İman edip salih amel yapanlar için, eğer gerçek iman edip salih amel yapar ve takva sahibi olurlarsa, ondan sonra da takva sahibi olurlarsa ve iman ederlerse, yine de takva sahibi olup iyilik yaparlarsa yedikleri şeyler yüzünden bir vebal yoktur. Zira Allah ihsan sahiplerini sever (93)

İçki, şarap yasaklanınca müminler daha önce içki içtiklerinden, kumar oynadıktan ve bunlarla ilgili iştigal edip yedikleri paralardan dolayı muaheze edileceklerden, sorumlu tutulacaklarından koktukları anlaşılmaktadır. Ayrıca rivayetlere göre içki ve kumar yasaklanmadan önce içki içen veya kumar oynayan ve bunlarla para kazanıp ölen mümin kardeşlerin hali hakkında sordular. Bu münasebetle bu ayet nazil oldu.

İçki ve kumar yasaklanmadan önce ölen müminler salih amel yapmış, takva sahibi olmuşsa ve iyilik yapmışlarsa, bu hal üzerinde, iman, salih amel, takva ve iyilik yapmak hali üzerinde vefat etmişlerse hiç günahları yoktur.
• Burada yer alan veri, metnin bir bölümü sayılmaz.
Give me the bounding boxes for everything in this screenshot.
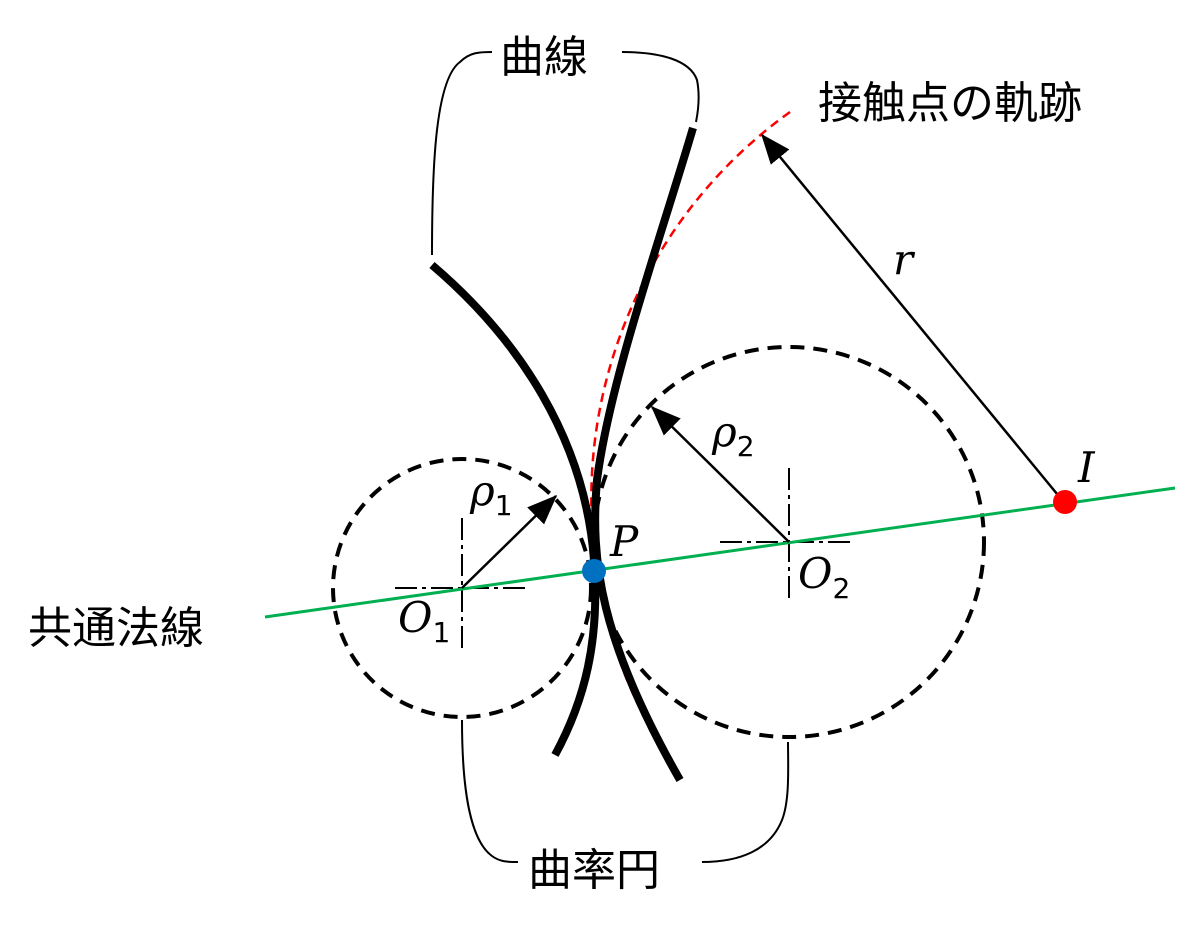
rho2-label: ρ2: [711, 407, 755, 463]
rho1-arrow: [461, 494, 558, 589]
contact-locus-label: 接触点の軌跡: [818, 78, 1082, 129]
o2-symbol: O: [798, 549, 832, 598]
radius-r-arrow: [761, 133, 1063, 501]
curvature-circle-1: [331, 457, 593, 719]
rho2-subscript: 2: [737, 430, 755, 463]
r-label: r: [893, 235, 916, 284]
rho1-label: ρ1: [469, 466, 513, 522]
o1-label: O1: [398, 593, 450, 649]
o1-subscript: 1: [432, 616, 450, 649]
o1-symbol: O: [398, 593, 432, 642]
rho2-arrow: [650, 405, 790, 543]
rho1-symbol: ρ: [469, 466, 495, 515]
point-i: [1053, 490, 1077, 514]
rho2-symbol: ρ: [711, 407, 737, 456]
p-label: P: [609, 517, 639, 566]
o2-subscript: 2: [832, 572, 850, 605]
curvature-circle-label: 曲率円: [528, 845, 660, 896]
curve-label-bracket: [431, 51, 700, 256]
common-normal-line: [264, 486, 1176, 619]
common-normal-label: 共通法線: [28, 603, 204, 654]
point-p: [582, 559, 606, 583]
curve-1: [429, 261, 600, 757]
i-label: I: [1077, 443, 1096, 492]
circle-label-bracket: [461, 719, 790, 863]
curvature-circle-2: [592, 345, 986, 739]
curve-2: [591, 126, 697, 782]
curve-label: 曲線: [500, 32, 588, 83]
rho1-subscript: 1: [495, 489, 513, 522]
o2-label: O2: [798, 549, 850, 605]
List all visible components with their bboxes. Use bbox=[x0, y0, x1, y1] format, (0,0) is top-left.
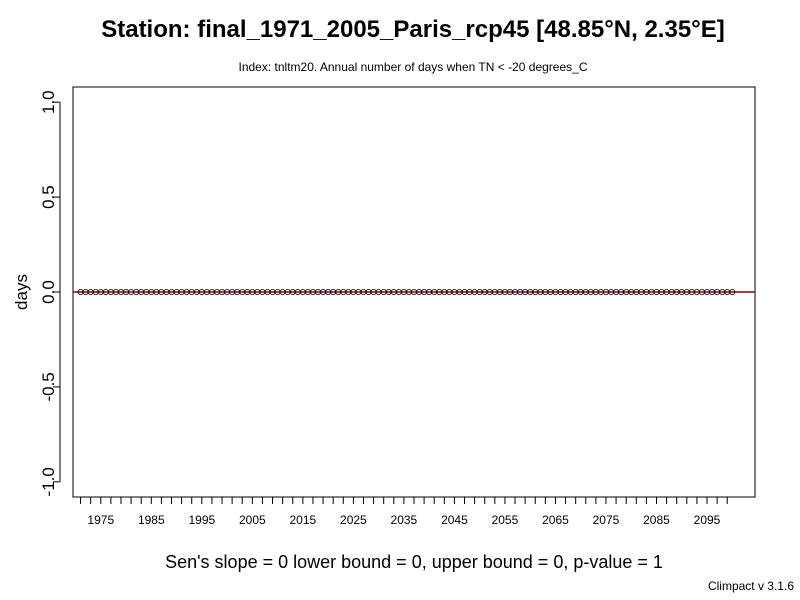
data-points bbox=[77, 288, 736, 295]
y-tick-label: 0.5 bbox=[39, 185, 58, 209]
x-tick-label: 2005 bbox=[239, 513, 266, 527]
x-tick-label: 2045 bbox=[441, 513, 468, 527]
y-tick-label: 0.0 bbox=[39, 280, 58, 304]
data-point bbox=[729, 288, 736, 295]
x-tick-label: 1995 bbox=[188, 513, 215, 527]
x-tick-label: 2075 bbox=[593, 513, 620, 527]
y-axis-label: days bbox=[12, 274, 31, 310]
y-tick-label: -0.5 bbox=[39, 372, 58, 401]
chart-subtitle: Index: tnltm20. Annual number of days wh… bbox=[239, 60, 588, 74]
x-axis: 1975 1985 1995 2005 2015 2025 2035 2045 2055 2065… bbox=[80, 496, 728, 527]
x-tick-label: 2055 bbox=[492, 513, 519, 527]
x-tick-label: 2085 bbox=[643, 513, 670, 527]
x-tick-label: 2065 bbox=[542, 513, 569, 527]
trend-statistics: Sen's slope = 0 lower bound = 0, upper b… bbox=[165, 552, 663, 572]
x-tick-label: 2095 bbox=[694, 513, 721, 527]
chart-title: Station: final_1971_2005_Paris_rcp45 [48… bbox=[101, 16, 725, 43]
x-tick-label: 2025 bbox=[340, 513, 367, 527]
software-credit: Climpact v 3.1.6 bbox=[708, 579, 794, 593]
x-tick-label: 1985 bbox=[138, 513, 165, 527]
y-tick-label: -1.0 bbox=[39, 467, 58, 496]
y-tick-label: 1.0 bbox=[39, 90, 58, 114]
x-tick-label: 1975 bbox=[87, 513, 114, 527]
x-tick-label: 2035 bbox=[391, 513, 418, 527]
y-axis: 1.0 0.5 0.0 -0.5 -1.0 bbox=[39, 90, 61, 496]
x-tick-label: 2015 bbox=[290, 513, 317, 527]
Zira onlar ölmeden önce içki ve kumar yasak değildi, haram kılınmadı, suçlu değiller.

Yine yaşayanlar eğer içki ve kumarla ilgili her hususu terk etmişlerse, bunlardan tamamen uzak dururlarsa, iman, salih amel, takva işleri ve iyilik yapmaya ölüme kadar devam ederlerse onlara günah yoktur, muhsin kimseler sayılırlar. Allah’ın sevgisini kazanırlar. Allah bu ayette iman, salih amel ve takvayı tekrarladı, böylece bunların önemini vurguladı.
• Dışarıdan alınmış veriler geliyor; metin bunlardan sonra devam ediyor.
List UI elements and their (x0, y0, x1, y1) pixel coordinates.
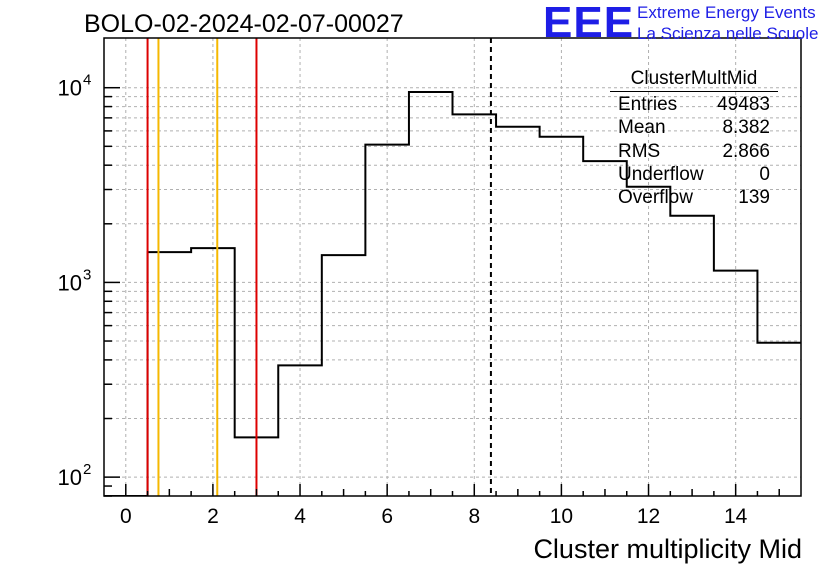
stats-row-entries: Entries 49483 (610, 94, 778, 117)
x-tick-label: 14 (724, 505, 748, 528)
histogram-bin (496, 127, 540, 496)
logo-line-1: Extreme Energy Events (637, 3, 816, 22)
stats-value: 2.866 (722, 140, 770, 162)
stats-value: 8.382 (722, 117, 770, 139)
y-tick-label: 10 (58, 76, 82, 101)
stats-label: Mean (618, 117, 666, 139)
stats-row-overflow: Overflow 139 (610, 187, 778, 210)
stats-row-underflow: Underflow 0 (610, 164, 778, 187)
histogram-bin (278, 365, 322, 496)
y-tick-exponent: 4 (83, 72, 91, 89)
histogram-bin (540, 137, 584, 496)
x-tick-label: 2 (207, 505, 219, 528)
histogram-bin (714, 271, 758, 496)
y-tick-label: 10 (58, 465, 82, 490)
stats-value: 49483 (717, 94, 770, 115)
histogram-outline (104, 91, 801, 496)
stats-value: 139 (738, 187, 770, 209)
stats-label: Overflow (618, 187, 693, 209)
x-tick-label: 12 (637, 505, 660, 528)
stats-title: ClusterMultMid (610, 68, 778, 92)
stats-label: RMS (618, 140, 661, 162)
chart-title: BOLO-02-2024-02-07-00027 (84, 10, 404, 38)
histogram-bin (191, 248, 235, 496)
x-tick-label: 6 (381, 505, 393, 528)
x-tick-label: 8 (468, 505, 480, 528)
histogram-bin (365, 145, 409, 496)
histogram-bin (148, 252, 192, 496)
histogram-bin (670, 216, 714, 496)
x-axis-label: Cluster multiplicity Mid (533, 534, 802, 564)
stats-value: 0 (759, 163, 770, 185)
histogram-bin (627, 187, 671, 496)
y-tick-label: 10 (58, 270, 82, 295)
logo-line-2: La Scienza nelle Scuole (637, 24, 819, 43)
x-tick-label: 10 (550, 505, 573, 528)
stats-box: ClusterMultMid Entries 49483 Mean 8.382 … (610, 68, 778, 210)
stats-row-rms: RMS 2.866 (610, 141, 778, 164)
histogram-bin (583, 161, 627, 496)
histogram-bin (322, 255, 366, 496)
y-tick-exponent: 2 (83, 461, 91, 478)
x-tick-label: 4 (294, 505, 306, 528)
stats-label: Underflow (618, 163, 704, 185)
histogram-bin (453, 114, 497, 496)
stats-label: Entries (618, 94, 678, 115)
y-tick-exponent: 3 (83, 266, 91, 283)
histogram-bin (757, 343, 801, 496)
stats-row-mean: Mean 8.382 (610, 117, 778, 140)
eee-logo: EEE (543, 0, 635, 47)
x-tick-label: 0 (120, 505, 132, 528)
histogram-bin (409, 92, 453, 496)
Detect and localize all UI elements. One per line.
Ayette içtikleri değil, “yedikleri” ifadesi geçti. Çünkü bu ifade daha kapsamlıdır, yediklerine içme meselesi dâhil olduğu gibi para kazanma meselesi da dâhil olur. Yiyen kimse muhakkak içer. Para kazananlara da para yedi denilir. Hem de para yedi ifadesi olumsuz manada kullanıldı. Haksızca para kazandı manasındadır. Ayetlerde ve hadislerde Bakara suresi 275. ayet: faizi yiyen ve yediren, Bakara suresi 188. Ayet: haksızca para yiyen, Bakara suresi 174. Ayet Allah’ın ayetlerini saklama veya açıklamama karşısında para kazananlar ateş yiyenler, Nisa suresi 2. 7. ve 10. Ayette yetimin parasını yiyenlerden söz etti. 

İçki içenler ve içkiden para yiyenlerin durumu kötüdür. Yine kumar oynayan ve para kazananın durumu kötüdür. Bunlara müsaade eden, yerlerine ruhsat veren yöneticilerin vay haline! Ama bir Müslüman bu onlara karşı susarsa günahkâr olur.
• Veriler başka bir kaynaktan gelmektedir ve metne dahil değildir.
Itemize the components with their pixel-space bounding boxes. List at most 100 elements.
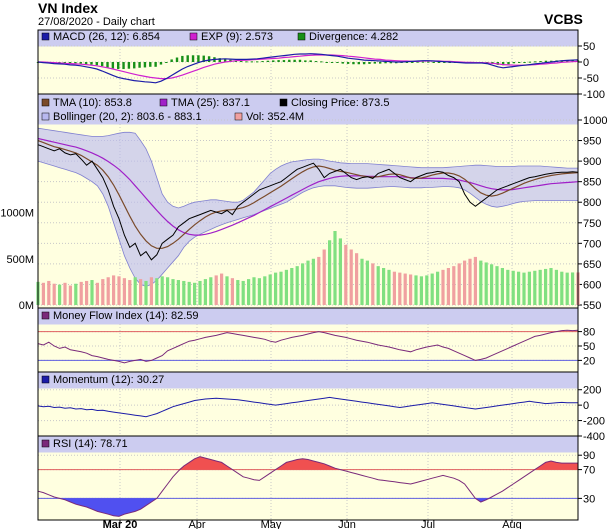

Zira buna müsaade eden rejimi kaldırıp bunları yasaklayan, bunlarla ilgili cezaları uygulayan, Allah’a ve Resulüne itaat eden yöneticileri tayin etmek, Kuran ve Sünnetten çıkarılan anayasaya dayalı sistemi kurmak en büyük farzdır. Ayetler bunu gerektirir. Çünkü ayetler bütün müminlere hitap etmektedir, bunun manası toplumları ve devletleri temiz olmalıdır.